USO Tour Stirs Louis CK's Most Ambitious 'Louie' on day true story



In even the uniquely unvarnished, autobiographical world of "Louie," an hour-long episode that tenderly draws together Middle East war zones and ducklings is a particular accomplishment.

Thursday night's "Louie," the FX series written, directed by and starring comedian Louis C.K., was a marvel for any number of reasons. It was the first hour-long "Louie"; the first to credit Louis C.K.'s 6-year-old daughter, Mary Louise, for a story idea; and with a budget of $500,000 (nearly twice the show's relatively threadbare budget), its most expensive.

In the episode, titled "Duckling," Louie's daughters sneak a pet duckling into his luggage before he travels to Iraq and Afghanistan on a USO tour. In the Middle East, he secretly cares for the duckling while having a moving experience performing stand-up for soldiers and, in the show's touching conclusion, meeting Afghan farmers.

A remarkable hour of television in its breadth, it was surely the most ambitious "Louie." Most telling, perhaps, is that its normally self-critical creator actually allows for some modicum of satisfaction.

"I sat and watched it air last night and I don't ever do that," Louis C.K. said by phone Friday, interrupting his preparations for Hurricane Irene to reflect on the episode. "I was very emotional about having gotten it done, that we actually did it. It seemed like an impossibility."

Much of the episode took inspiration from Louis C.K.'s 2008 Sergeant Major of the Army Tour to Iraq, Afghanistan and Kuwait, an experience that resonated for the 43-year-old comedian. Country singer and former U.S. Army Ranger Keni Thomas and cheerleader Lilly Robbins were on the tour, and both have significant roles as themselves in the "Louie" episode.

Though he considers himself a pacifist and politically anti-war, he admires soldiers and their sense of duty.

"The Army is kind of an amazing organization when you let yourself be submerged into it," says Louis C.K. "They're just highly professional people and decent. I guess decency is something I reach out to because I'm not decent."

The trip also fascinated his two daughters, who shortly thereafter took care of ducklings as part of a school project. Mary Louise suggested her father make an episode that combined the two, with Louie bringing a duckling to Afghanistan.

The logistical complications were considerable. First, they tried to shoot the show while on a USO tour, but that proved impossible. With the Army's help, they then looked at shooting at Fort Bliss in Texas. When that, too, didn't work out, they finally settled on shooting in the desert of Santa Clarita, Calif.

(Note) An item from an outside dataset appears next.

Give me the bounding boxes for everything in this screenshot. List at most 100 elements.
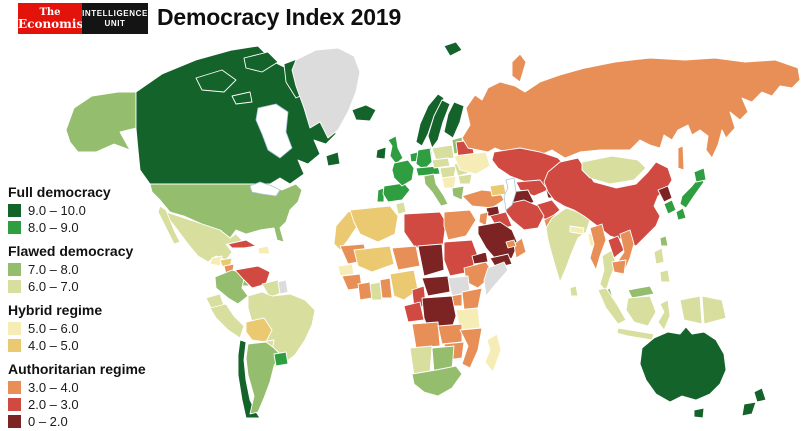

"There was a bunch of times where we thought we weren't going to be able to do it," says Louis C.K. "Sheer force of will is what made it happen."

Still, the task seemed enormous for a show that rarely strays from modest Manhattan settings and which Louis C.K. edits himself at his apartment. A week after wrapping the second season of "Louie," the crew went to California for the four-day, helicopter-filled shoot.

Photojournalist Tim Hetherington and filmmaker Sebastian Junger (who together made the Afghanistan war documentary "Restrepo") briefly consulted on the project. When Hetherington, a friend of "Louie" producer Blair Breard, was killed by mortar shells in Libya in April, a renewed conviction took hold.